Krimi-Couch Rezension vonJun 2012

I've had my face dragged in fifteen miles of shit, and I do not like it

Gott ist nicht tot. Er hat nur den Verstand verloren. Der göttliche Verstand landete bei Allen Smith, den Protagonisten aus Blind vor Wut und Howard Lansdale aus der Kurzgeschiche Ein Pferd in der Babywanne. Alles andere ging den Bach runter.

Ein Vorwort versucht uns zu warnen: Child of Rage, so der Originaltitel von Blind vor Wut, sei vieldiskutiert, aber wenig gelesen geworden. Es sei ein verwirrtes, wütendes Buch. Es gehe nicht nur an die Grenzen des Verständnisses, sondern auch an die Grenzen des Erträglichen.

Doch das Buch widerspricht zu Beginn: Allen erzählt seine Geschichte durchaus verständlich, zeichnet die Situationen detailgetreu. Man kann auf nahezu jeder nächsten Seite erwarten, dass der Krimi beginnt. Doch das tut er nicht. Und das Vorwort behält Recht, denn die beiden einzigen Motive, die Thompsons Buch nicht nur als Handlungsursache durchgängig beherrschen, sind Schmerz und Hass.

Dabei zeichnen Allen und Howie, beide Ich-Erzähler, ihre Geschichten kaum anders als Harry, nein, Hieronymus Bosch: Grelle Farben, schizophrene Situationen in präzisen Strichen. Zwischen sadistischer Genugtuung und großer Kunst changierend: Neben einer fast fantastisch ausgeprägten, kunstvollen Symbolik, stehen Szenen extremer psychologischer, später auch physischer Gewalt.

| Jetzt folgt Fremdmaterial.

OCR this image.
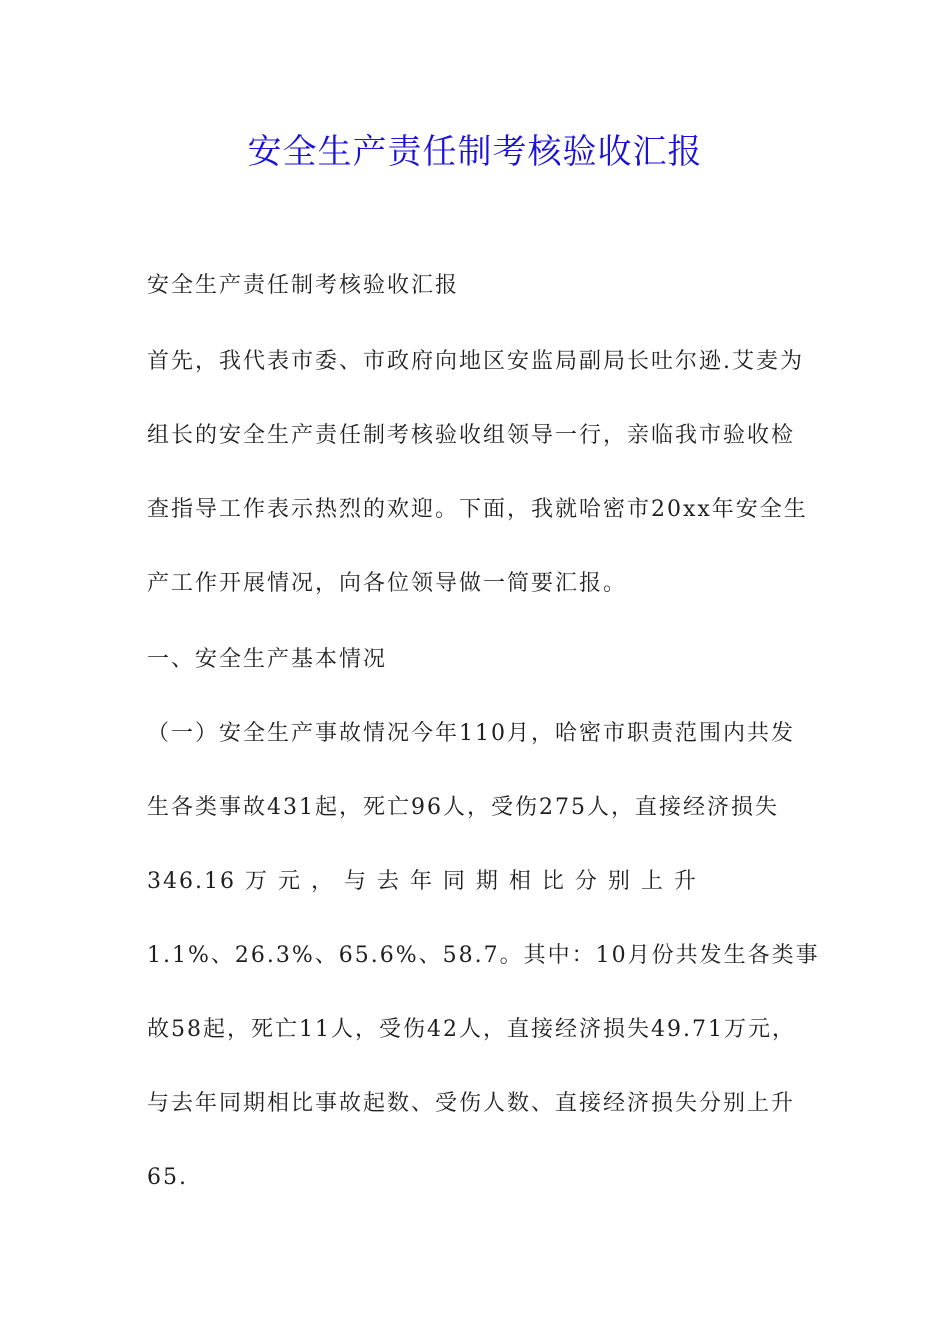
安全生产责任制考核验收汇报

安全生产责任制考核验收汇报

首先，我代表市委、市政府向地区安监局副局长吐尔逊.艾麦为
组长的安全生产责任制考核验收组领导一行，亲临我市验收检
查指导工作表示热烈的欢迎。下面，我就哈密市20xx年安全生
产工作开展情况，向各位领导做一简要汇报。

一、安全生产基本情况

（一）安全生产事故情况今年110月，哈密市职责范围内共发
生各类事故431起，死亡96人，受伤275人，直接经济损失
346.16 万 元 ， 与 去 年 同 期 相 比 分 别 上 升
1.1%、26.3%、65.6%、58.7。其中：10月份共发生各类事
故58起，死亡11人，受伤42人，直接经济损失49.71万元，
与去年同期相比事故起数、受伤人数、直接经济损失分别上升
65.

Damit beweist Jim Thompson in seinem letzten Buch nicht nur, dass er intensiv und schmerzhaft schreiben kann, sondern vor allem, wie viel er seinen Leser abverlangt: Ein Text, schmerzhaft wie ein Tritt ins Gesicht. Ein kurzes Beispiel: Allen, der selbst das Kind einer weißen Edelprostituierten und einem schwarzen Freier ist, foltert ein 16jähriges schwarzes Junkie-Mädchen in einem Hotelzimmer, bis es totenblass und stumm liegen bleibt. Dass Kapitel endet: "Würde sie dem Grab entsteigen und die Schwarzen erlösen? Lesen Sie nächste Woche weiter!" Wir erfahren es konsequenterweise nie.

Die perfide Art der Gewaltdarstellung, scheint einem System zu folgen: Wenn Gott wahnsinnig geworden ist, wieso soll die Geschichte dann mehr als Wahnsinn enthalten? Warum sollte überhaupt noch irgendetwas erklärt werden?

Blind vor Wut enthält keine stringenten Erzählungen, sondern nur Schläge in die scheinbare Pietät und Gefasstheit des Lesers. Es gibt daher kaum ein prekäres Thema, das Jim Thompson hier nicht in seine gekränkten, brutalen Arschloch-Protagonisten legt: Ödipale Komplexe, mehrere Formen von Inzest, Schwulen- und Frauenhass, Rassismus ("Nigger in die Scheißhäuser!"), Schizophrenie usw. Das heißt nicht, dass Thompson ein Rassist wäre, aber sein Protagonist Allen scheint alle Probleme dieser Welt zu beherbergen und auszuleben: er ist Täter, Opfer und Messias in einer Person. Und er will Läuterung: Er geißelt die Welt, er geißelt sich.

Obwohl Herbie Lansdale ähnlich tickt, ist er sich bewusst, dass er Hilfe bräuchte, medizinische Hilfe, die er natürlich nie annehmen würde. Man kann damit Ein Pferd in der Babywanne als Gegenentwurf zu Blind vor Wut lesen, bei dem die Ausgangssituation sehr ähnlich ist, der Unterschied aber nur eine Nuance ist. Man kann es aber auch als Kommentar Thompsons zu seiner geistigen Verfassung lesen. Dabei bietet sie wohl nur für Thompson-Liebhaber einen echten Mehrwert.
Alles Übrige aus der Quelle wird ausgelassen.